The exhibition A Line Around Around an Idea, which featured the hand drawings of James Wines, who is best known as the founding director of SITE studio, makes the case that he too belongs in this group of important New York-based paper architects. Wines, this exhibit pointed out, draws beautifully (with a Montblanc Classic Pen, Windsor Newton brushes, Canson paper, a dwindling supply of Osmiroid ink, and natural charcoal) and his renderings of built and unbuilt projects from the 1970s until the present day makes the case for how important “mind-to-hand” drawing can still be for those who possess the skill and concentration to utilize the form. The pictorial quality of SITE’s best work, like Peeling (Richmond, Virginia), Indeterminate Facade (Houston, Texas), Notch (Sacramento, California), and Tilt (Towson, Maryland), are unimaginable without Wines facile ability to render his thought process in pen and ink.

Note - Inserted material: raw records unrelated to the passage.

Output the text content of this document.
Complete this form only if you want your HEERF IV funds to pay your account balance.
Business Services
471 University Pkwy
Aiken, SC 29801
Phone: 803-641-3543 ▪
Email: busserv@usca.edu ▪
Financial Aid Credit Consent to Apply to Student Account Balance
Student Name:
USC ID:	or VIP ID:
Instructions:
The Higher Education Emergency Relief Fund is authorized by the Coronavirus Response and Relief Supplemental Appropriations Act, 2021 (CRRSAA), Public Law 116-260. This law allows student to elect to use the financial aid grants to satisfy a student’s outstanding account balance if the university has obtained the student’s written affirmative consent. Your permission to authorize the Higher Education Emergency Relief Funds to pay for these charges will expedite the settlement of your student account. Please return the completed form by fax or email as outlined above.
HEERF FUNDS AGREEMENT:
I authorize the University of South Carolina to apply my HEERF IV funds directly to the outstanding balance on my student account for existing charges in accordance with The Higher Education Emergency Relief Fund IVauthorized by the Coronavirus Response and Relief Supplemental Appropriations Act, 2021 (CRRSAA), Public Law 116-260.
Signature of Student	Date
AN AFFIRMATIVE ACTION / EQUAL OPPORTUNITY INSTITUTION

The exhibition was organized chronologically with a linear panel that discloses the built or unbuilt condition of the rendered building above. The show covers Wines’ long engagement both with landscape merging into architecture and with green environmental conditions or “vegetated” buildings. Finally, the exhibition made the case that Wines is not just a paper architect, but one involved in actual construction, with projects like his splendid Beijing New World Plaza Center. His mind and hand are as convincing in 2013 as they were in 1970.